In the case of Optimize Technologies, Inc vs. Hitachi High-Technologies Corp., Hitachi’s application for the trademark ‘OPTICROSS’ was refused on the ground that it was likely to confuse with the OPTI trademark and six other OPTI-formative marks owned by Optimize Technologies, Inc. It was held that the mere existence of similar registrations does not establish a family, but rather there must be some recognition by the public that the shared characteristic is indicative of a common origin.

In the European Union, two important conditions must be satisfied for trademarks to be considered a family of marks:

  1. The proprietor must submit proof of use of at least three marks capable of constituting a series; and
  2. The trademark applied for must:
  • Be similar to the marks belonging to the series; and
  • Display characteristics capable of associating it with the series. Such association must lead the public to believe that the contested trademark is also part of the series (i.e., the goods/services could originate from the same or connected undertakings).

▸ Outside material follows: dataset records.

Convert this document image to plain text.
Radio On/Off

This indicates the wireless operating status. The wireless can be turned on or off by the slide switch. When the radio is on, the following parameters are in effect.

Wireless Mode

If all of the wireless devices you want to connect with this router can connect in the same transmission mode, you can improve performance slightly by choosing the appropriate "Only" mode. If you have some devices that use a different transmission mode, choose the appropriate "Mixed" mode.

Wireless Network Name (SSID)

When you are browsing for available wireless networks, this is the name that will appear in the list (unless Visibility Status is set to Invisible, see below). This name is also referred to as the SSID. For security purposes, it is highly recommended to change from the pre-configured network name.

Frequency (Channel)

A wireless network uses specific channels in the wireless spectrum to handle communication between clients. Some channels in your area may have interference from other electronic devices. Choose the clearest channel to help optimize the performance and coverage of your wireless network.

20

Hence, it is imperative to ensure that the public recognizes that the shared characteristics or prefix or suffix of the potential family of marks indicate a common origin.

Final Remarks

The key to creating a legally recognized family of marks is to create common exposure of the marks and recognition of common ownership based upon the common term appearing in each mark. Simply using a sequence of marks that share a common term does not establish the existence of a legally protectable family of marks; there must be recognition among the purchasing public that the common term or characteristic is associated with the same source.

The ultimate benefit of registering a family of trademarks is that, once legally recognized, the trademark owner can successfully enforce its family of marks against competitors’ marks incorporating the common ‘family term’ (for example, “Mc”). In effect, the common term seen in each of the family marks becomes known to customers as an identifying trademark and a particular source indicator — in and of itself when it is seen in any composite mark.